To ask the Secretary of State for Science, Innovation and Technology, what total value of AI-related contracts has been awarded by all Government departments since July 2024; and what proportion has gone to (a) UK-headquartered firms and (b) firms headquartered outside the UK.

Answered by Ian Murray - Minister of State (Department for Science, Innovation and Technology)

Details of central government contracts above £12,000 for procurements commenced before 24 February 2025 are published on Contracts Finder (https://www.gov.uk/contracts-finder).

Contracts procured under the Procurement Act 2023 above £12,000 inc VAT are published on the Central Digital Platform Find a Tender service. This includes a note of the winning supplier. (https://www.find-tender.service.gov.uk/Search).


Written Question
Artificial Intelligence: Research
Friday 13th March 2026

Asked by: Julia Lopez (Conservative - Hornchurch and Upminster)

Question to the Department for Science, Innovation & Technology:

To ask the Secretary of State for Science, Innovation and Technology, how she will measure UKRI progress in meeting priority areas and outcomes of the UKRI AI Research and Innovation Strategic Framework; and how Parliament will be updated on this.

Answered by Kanishka Narayan - Parliamentary Under Secretary of State (Department for Science, Innovation and Technology)

UK Research and Innovation’s (UKRI) AI Research and Innovation Strategic Framework, published on 19 February 2026, sets out six priority action areas and associated outcomes to 2031.

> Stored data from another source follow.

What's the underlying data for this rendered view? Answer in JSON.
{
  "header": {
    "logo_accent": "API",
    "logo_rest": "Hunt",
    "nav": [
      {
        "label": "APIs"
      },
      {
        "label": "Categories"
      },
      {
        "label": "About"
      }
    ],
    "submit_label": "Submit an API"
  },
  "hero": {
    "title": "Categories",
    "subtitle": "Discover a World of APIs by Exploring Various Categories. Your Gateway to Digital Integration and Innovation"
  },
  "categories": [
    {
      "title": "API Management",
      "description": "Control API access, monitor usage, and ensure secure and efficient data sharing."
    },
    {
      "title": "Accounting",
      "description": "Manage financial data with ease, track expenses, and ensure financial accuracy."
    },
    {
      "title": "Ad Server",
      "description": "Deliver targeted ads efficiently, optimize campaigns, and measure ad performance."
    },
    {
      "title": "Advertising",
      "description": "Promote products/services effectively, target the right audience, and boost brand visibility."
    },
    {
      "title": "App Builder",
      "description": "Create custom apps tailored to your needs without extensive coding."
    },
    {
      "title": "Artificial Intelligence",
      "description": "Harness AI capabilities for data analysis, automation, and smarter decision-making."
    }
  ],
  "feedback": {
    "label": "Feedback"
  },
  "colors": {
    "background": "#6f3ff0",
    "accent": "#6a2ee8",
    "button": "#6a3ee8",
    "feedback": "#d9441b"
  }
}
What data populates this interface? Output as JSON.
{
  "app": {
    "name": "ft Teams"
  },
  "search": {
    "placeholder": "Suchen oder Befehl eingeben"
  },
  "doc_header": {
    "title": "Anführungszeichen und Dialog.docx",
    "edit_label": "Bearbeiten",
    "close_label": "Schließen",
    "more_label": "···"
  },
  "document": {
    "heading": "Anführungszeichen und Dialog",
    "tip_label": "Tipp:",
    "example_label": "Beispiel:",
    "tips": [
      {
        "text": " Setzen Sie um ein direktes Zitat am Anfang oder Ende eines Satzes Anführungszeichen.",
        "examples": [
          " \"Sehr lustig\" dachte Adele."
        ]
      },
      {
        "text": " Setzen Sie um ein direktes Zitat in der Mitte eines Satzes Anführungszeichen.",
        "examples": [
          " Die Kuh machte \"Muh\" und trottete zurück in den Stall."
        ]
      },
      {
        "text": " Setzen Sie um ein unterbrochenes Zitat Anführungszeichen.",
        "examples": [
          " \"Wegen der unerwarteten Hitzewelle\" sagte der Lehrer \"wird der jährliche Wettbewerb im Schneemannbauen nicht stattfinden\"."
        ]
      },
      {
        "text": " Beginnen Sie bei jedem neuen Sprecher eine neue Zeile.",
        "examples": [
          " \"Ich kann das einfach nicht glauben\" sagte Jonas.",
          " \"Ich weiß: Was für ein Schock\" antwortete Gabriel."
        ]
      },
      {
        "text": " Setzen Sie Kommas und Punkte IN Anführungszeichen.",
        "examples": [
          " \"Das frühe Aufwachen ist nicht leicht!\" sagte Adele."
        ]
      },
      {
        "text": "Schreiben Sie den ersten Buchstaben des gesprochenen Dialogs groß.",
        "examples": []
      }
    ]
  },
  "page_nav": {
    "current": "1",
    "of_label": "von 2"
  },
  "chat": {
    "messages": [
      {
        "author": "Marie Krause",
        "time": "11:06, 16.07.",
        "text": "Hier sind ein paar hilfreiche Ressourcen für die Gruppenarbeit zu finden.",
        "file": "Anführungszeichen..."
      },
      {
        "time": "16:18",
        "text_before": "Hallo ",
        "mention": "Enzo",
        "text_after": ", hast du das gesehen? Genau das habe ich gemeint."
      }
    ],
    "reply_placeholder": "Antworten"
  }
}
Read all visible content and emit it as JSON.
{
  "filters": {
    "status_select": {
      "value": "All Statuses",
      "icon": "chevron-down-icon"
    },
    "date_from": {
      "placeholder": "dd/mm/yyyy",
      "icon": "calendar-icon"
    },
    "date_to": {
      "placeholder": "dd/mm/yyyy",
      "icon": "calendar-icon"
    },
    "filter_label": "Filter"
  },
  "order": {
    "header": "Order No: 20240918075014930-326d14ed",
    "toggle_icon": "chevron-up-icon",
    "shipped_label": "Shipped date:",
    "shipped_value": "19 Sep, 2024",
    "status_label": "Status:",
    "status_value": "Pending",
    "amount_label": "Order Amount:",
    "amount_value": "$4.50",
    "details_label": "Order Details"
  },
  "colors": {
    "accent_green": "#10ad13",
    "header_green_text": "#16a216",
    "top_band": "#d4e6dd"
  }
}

UKRI will measure progress through the framework’s delivery plan, which it will publish and update regularly, and through its existing performance framework, including a quarterly, balanced scorecard and annual review. In line with UKRI’s commitment to advance knowledge, improve lives and drive growth, DSIT will work closely with UKRI to ensure that metrics include how the department is contributing to growth, the UK Industrial Strategy and other government priorities. Parliament will be updated through the normal accountability routes, including UKRI’s Annual Report and Accounts, which will be laid in Parliament, and responses to Parliamentary Questions.